Cela renforce l’argument des partisans du Clarity Act : la régulation crypto est aussi une politique industrielle et monétaire.

La lutte contre le blanchiment reste un point de friction

Le passé législatif de Lindsey Graham rappelle aussi que la lutte contre le blanchiment d’argent reste l’un des points les plus sensibles de la politique crypto. En 2023, Graham avait co-parrainé avec Warren un projet visant à étendre les exigences anti-blanchiment à l’industrie crypto.

Cette proposition avait provoqué une forte opposition de nombreuses entreprises et groupes du secteur, qui estimaient que des règles trop larges pourraient freiner l’innovation ou imposer des obligations difficiles à appliquer aux technologies décentralisées.

Le débat reste ouvert. Les autorités veulent empêcher les actifs numériques d’être utilisés pour contourner les sanctions, financer des activités illicites ou déplacer des capitaux opaques. L’industrie, de son côté, réclame des règles adaptées aux différents modèles d’activité, plutôt qu’une transposition directe des exigences bancaires traditionnelles.

Le Clarity Act devra donc s’inscrire dans un équilibre complexe entre innovation, sécurité financière, compétitivité et surveillance.

Ce que les investisseurs doivent surveiller

Le premier point à suivre est la publication du nouveau texte. Sa formulation permettra de savoir si les négociateurs ont intégré ou non des dispositions éthiques.

Le deuxième point est la réaction des démocrates du Sénat. Si Warren, Murphy et d’autres élus jugent le texte insuffisant, le vote pourrait devenir plus difficile.

Le troisième point est la position des républicains pro-crypto, notamment Cynthia Lummis. Leur capacité à maintenir l’unité autour du projet sera essentielle.

Le quatrième point est la réponse de l’industrie crypto. Les entreprises soutiendront probablement la clarté réglementaire, mais devront aussi gérer le risque d’un débat public sur les conflits d’intérêts.

Le cinquième point est le calendrier. Plus le vote tarde, plus le risque de blocage augmente.

Conclusion

Donald Trump, la Maison-Blanche et des élus pro-crypto relancent la pression pour faire avancer le Clarity Act au Sénat américain. Le projet vise à établir un cadre fédéral pour l’industrie crypto, après l’adoption d’une version par la Chambre et l’avancée de textes en commissions sénatoriales.

Mais l’absence actuelle d’une disposition éthique pourrait devenir le principal obstacle.

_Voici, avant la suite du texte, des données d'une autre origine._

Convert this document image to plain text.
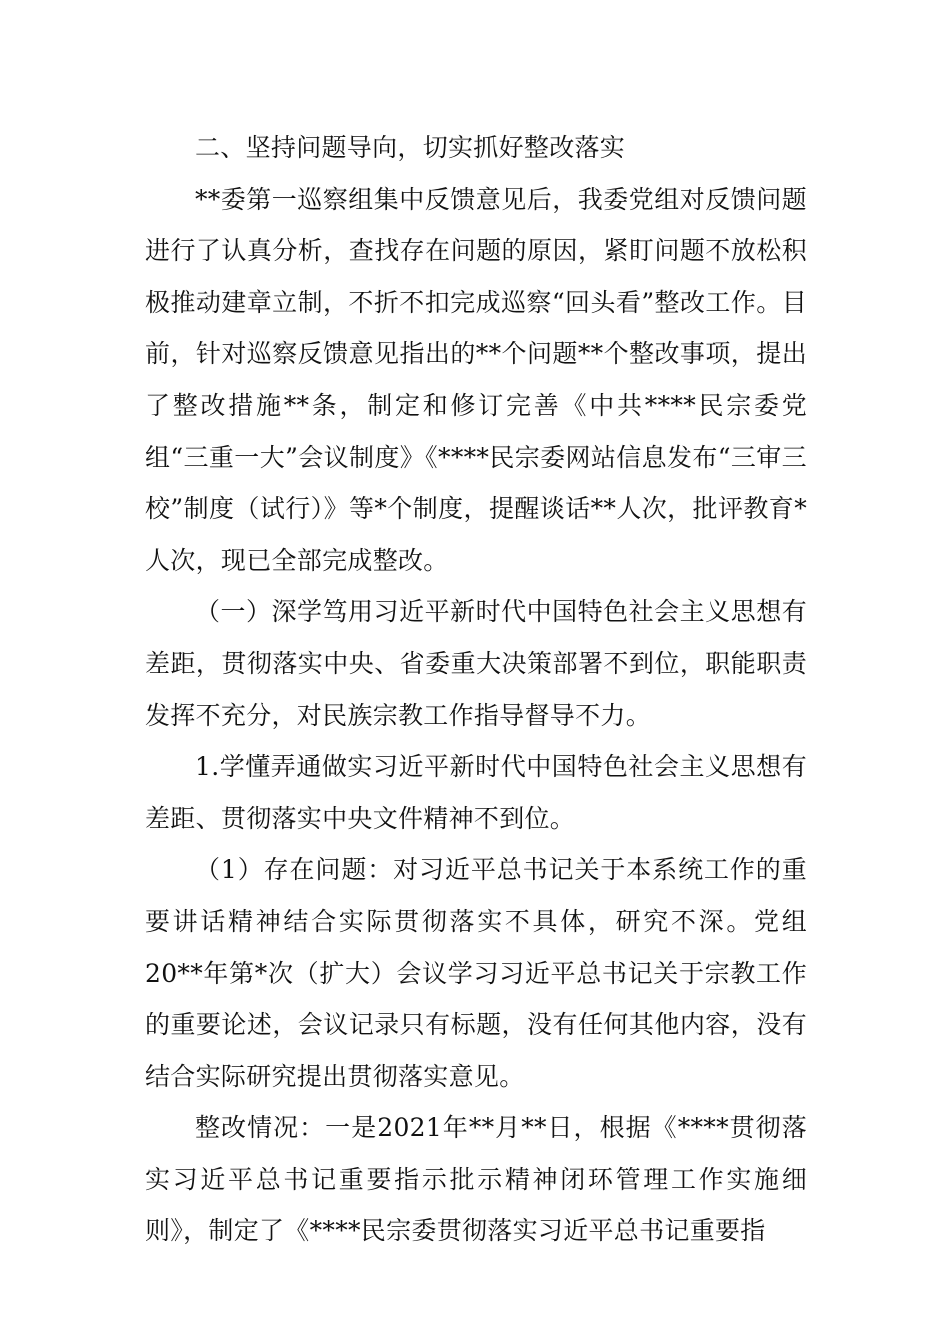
二、坚持问题导向，切实抓好整改落实

**委第一巡察组集中反馈意见后，我委党组对反馈问题进行了认真分析，查找存在问题的原因，紧盯问题不放松积极推动建章立制，不折不扣完成巡察“回头看”整改工作。目前，针对巡察反馈意见指出的**个问题**个整改事项，提出了整改措施**条，制定和修订完善《中共****民宗委党组“三重一大”会议制度》《****民宗委网站信息发布“三审三校”制度（试行）》等*个制度，提醒谈话**人次，批评教育*人次，现已全部完成整改。

（一）深学笃用习近平新时代中国特色社会主义思想有差距，贯彻落实中央、省委重大决策部署不到位，职能职责发挥不充分，对民族宗教工作指导督导不力。

1.学懂弄通做实习近平新时代中国特色社会主义思想有差距、贯彻落实中央文件精神不到位。

（1）存在问题：对习近平总书记关于本系统工作的重要讲话精神结合实际贯彻落实不具体，研究不深。党组20**年第*次（扩大）会议学习习近平总书记关于宗教工作的重要论述，会议记录只有标题，没有任何其他内容，没有结合实际研究提出贯彻落实意见。

整改情况：一是2021年**月**日，根据《****贯彻落实习近平总书记重要指示批示精神闭环管理工作实施细则》，制定了《****民宗委贯彻落实习近平总书记重要指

Des démocrates et groupes anti-corruption veulent empêcher les présidents, hauts responsables, membres du Congrès et leurs familles de profiter de projets crypto pendant qu’ils exercent leurs fonctions.

Dernier point à retenir

Le Clarity Act est devenu plus qu’un projet de régulation crypto. Il est désormais un test politique sur la capacité des États-Unis à concilier leadership financier, innovation technologique et confiance publique. Si le Sénat parvient à intégrer des règles claires sans ignorer les risques de conflits d’intérêts, le texte pourrait marquer une étape majeure pour les actifs numériques. Sans accord sur l’éthique, il risque de devenir un nouveau champ de bataille partisan.